The government argues that changing laws that were introduced in the 1970s will keep services running during strikes by giving businesses the freedom to access agency staff quickly.
The changes – which would apply across England, Scotland and Wales – would cover employers in both the private and public sector and would likely come into effect in mid-July.
Business Secretary Kwasi Kwarteng accused trade unions of holding the country to “ransom” by bringing businesses and public services to a halt.
He said: “Repealing these 1970s-era restrictions will give businesses freedom to access fully-skilled staff at speed, all while allowing people to get on with their lives uninterrupted to help keep the economy ticking.”
Network Rail said the proposal was “welcome news” that could help it provide a better service during strike days if the dispute “drags on”.
“While key safety-critical roles require many months of training, there are many other roles where they could be used, such as in security operations, which would make a real difference.”
But the Trades Union Congress said the plan would undermine the right to strike, adding that bringing in less qualified agency staff to deliver services would endanger public safety.
TUC general secretary Frances O’Grady said: “The government should be getting people around the table to find a fair resolution to this rail dispute.
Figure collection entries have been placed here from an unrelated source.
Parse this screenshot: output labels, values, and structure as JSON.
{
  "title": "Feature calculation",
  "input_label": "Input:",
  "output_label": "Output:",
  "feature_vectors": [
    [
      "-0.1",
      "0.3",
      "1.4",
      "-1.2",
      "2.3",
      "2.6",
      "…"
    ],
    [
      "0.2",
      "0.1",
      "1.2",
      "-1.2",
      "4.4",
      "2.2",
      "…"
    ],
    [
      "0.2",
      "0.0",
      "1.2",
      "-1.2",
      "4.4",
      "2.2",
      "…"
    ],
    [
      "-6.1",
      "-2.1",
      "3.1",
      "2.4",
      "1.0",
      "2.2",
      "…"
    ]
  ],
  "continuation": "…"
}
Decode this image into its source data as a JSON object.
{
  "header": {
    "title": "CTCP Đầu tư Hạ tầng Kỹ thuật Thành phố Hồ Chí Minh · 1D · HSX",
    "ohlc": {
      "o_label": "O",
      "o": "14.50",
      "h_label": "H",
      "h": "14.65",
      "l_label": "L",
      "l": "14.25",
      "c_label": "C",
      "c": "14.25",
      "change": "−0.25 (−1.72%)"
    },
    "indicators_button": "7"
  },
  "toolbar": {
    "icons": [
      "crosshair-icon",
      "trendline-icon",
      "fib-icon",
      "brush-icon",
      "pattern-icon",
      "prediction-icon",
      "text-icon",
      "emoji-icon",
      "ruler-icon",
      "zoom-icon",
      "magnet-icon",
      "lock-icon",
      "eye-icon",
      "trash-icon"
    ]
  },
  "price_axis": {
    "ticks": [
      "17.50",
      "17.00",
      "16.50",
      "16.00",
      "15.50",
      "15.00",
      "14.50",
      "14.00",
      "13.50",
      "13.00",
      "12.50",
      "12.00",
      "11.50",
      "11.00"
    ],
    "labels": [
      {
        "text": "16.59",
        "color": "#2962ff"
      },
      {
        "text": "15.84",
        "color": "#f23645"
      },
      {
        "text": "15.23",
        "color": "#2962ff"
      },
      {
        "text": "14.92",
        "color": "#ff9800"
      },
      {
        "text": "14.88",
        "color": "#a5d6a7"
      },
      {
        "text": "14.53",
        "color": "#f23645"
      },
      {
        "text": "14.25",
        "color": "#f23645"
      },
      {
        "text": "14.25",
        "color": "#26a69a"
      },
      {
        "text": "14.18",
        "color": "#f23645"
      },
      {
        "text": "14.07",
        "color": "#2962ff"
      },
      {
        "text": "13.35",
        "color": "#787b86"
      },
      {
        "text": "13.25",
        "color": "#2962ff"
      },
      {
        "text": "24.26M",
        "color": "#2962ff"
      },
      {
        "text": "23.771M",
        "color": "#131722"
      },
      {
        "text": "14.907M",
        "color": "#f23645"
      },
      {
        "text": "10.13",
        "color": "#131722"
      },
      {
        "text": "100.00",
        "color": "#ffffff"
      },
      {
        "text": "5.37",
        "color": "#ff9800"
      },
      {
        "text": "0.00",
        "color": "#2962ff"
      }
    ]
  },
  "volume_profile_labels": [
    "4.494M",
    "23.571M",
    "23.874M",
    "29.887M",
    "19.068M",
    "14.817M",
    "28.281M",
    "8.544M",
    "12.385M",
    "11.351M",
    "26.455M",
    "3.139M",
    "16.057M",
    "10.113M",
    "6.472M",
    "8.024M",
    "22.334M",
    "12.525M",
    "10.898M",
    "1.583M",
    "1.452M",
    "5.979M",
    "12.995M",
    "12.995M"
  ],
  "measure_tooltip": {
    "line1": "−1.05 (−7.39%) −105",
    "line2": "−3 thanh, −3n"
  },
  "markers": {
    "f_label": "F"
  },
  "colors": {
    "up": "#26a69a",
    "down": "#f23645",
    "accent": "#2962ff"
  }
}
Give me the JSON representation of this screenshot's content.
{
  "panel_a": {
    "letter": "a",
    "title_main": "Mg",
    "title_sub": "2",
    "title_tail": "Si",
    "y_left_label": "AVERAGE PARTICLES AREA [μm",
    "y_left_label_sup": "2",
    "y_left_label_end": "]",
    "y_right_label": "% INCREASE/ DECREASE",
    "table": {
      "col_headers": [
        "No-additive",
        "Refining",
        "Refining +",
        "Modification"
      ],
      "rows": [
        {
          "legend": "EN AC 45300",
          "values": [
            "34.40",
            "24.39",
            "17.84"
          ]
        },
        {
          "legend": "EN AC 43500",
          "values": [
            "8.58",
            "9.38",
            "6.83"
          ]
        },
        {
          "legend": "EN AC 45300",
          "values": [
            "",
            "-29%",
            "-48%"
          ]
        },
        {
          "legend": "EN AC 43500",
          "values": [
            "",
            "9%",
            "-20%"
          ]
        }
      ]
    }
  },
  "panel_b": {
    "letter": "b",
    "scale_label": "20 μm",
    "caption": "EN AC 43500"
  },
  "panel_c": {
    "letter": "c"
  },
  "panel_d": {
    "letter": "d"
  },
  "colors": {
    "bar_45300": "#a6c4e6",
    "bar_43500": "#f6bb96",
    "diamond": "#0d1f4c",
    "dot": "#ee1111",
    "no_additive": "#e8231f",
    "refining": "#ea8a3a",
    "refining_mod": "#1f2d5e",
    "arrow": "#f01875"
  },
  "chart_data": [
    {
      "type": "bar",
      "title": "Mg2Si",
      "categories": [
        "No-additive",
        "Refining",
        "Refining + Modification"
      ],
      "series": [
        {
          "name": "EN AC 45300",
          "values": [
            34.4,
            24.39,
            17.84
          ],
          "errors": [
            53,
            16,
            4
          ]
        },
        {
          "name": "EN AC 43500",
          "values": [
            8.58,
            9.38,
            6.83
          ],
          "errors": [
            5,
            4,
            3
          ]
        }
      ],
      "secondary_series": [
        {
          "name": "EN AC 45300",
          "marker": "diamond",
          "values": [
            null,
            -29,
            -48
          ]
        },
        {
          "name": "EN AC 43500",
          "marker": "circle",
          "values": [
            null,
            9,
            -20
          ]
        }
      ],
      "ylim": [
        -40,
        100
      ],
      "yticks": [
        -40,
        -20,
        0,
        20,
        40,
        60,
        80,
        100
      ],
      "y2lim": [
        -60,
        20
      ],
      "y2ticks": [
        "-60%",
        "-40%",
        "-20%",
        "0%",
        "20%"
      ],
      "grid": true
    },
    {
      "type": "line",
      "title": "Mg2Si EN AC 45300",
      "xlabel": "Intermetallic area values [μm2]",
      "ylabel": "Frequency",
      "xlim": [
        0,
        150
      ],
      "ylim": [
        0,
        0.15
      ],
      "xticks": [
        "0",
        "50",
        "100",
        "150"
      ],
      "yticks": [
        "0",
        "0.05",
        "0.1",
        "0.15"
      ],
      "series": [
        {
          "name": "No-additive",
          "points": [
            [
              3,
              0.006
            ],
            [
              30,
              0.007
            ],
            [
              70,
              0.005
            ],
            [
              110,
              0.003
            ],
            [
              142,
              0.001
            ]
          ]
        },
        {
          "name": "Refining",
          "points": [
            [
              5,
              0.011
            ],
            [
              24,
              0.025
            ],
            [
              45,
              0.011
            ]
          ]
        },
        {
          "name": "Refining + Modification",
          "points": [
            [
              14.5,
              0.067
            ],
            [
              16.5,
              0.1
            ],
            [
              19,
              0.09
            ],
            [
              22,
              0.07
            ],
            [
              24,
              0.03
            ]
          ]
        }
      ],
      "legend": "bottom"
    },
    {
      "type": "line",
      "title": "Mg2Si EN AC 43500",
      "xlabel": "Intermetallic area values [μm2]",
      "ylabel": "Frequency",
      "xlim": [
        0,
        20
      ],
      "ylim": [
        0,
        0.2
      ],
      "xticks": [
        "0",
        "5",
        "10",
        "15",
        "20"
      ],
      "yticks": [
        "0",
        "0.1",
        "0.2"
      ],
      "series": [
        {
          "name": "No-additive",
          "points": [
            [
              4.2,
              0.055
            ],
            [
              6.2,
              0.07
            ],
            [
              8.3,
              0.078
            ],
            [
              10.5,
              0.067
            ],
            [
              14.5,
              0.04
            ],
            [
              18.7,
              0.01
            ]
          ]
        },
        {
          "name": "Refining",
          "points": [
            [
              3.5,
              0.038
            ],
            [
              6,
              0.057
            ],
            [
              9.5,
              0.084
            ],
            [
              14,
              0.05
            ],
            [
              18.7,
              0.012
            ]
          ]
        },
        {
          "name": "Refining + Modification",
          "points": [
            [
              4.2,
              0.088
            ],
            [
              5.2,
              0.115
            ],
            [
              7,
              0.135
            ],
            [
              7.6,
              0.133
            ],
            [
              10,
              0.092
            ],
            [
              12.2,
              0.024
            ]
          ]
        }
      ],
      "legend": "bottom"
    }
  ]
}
“But ministers are more interested in cynically picking a fight with unions than reaching a negotiated settlement.”
Labour’s deputy leader, Angela Rayner, said it would undermine pay and working conditions and risk public safety.
The Liberal Democrats’ transport spokesperson, Sarah Olney, said the proposals were “too little too late” to stop the disruption caused by rail strikes.
Meanwhile, Education Secretary Nadhim Zahawi has said a teachers’ strike would be “unforgiveable”.
The National Education Union this week warned that it would hold a ballot on industrial action if its demands for an “inflation-plus” pay rise were not met.
Writing in the Daily Telegraph, Mr Zahawi said a strike would be “irresponsible” given the disruption children and young people had endured as a result of the Covid pandemic.
Mr Zahawi said: “Young people have suffered more disruption than any generation that’s gone before them, and to compound that now, as recovery is in full swing and families are thinking about their big step following school or college, would be unforgivable and unfair.”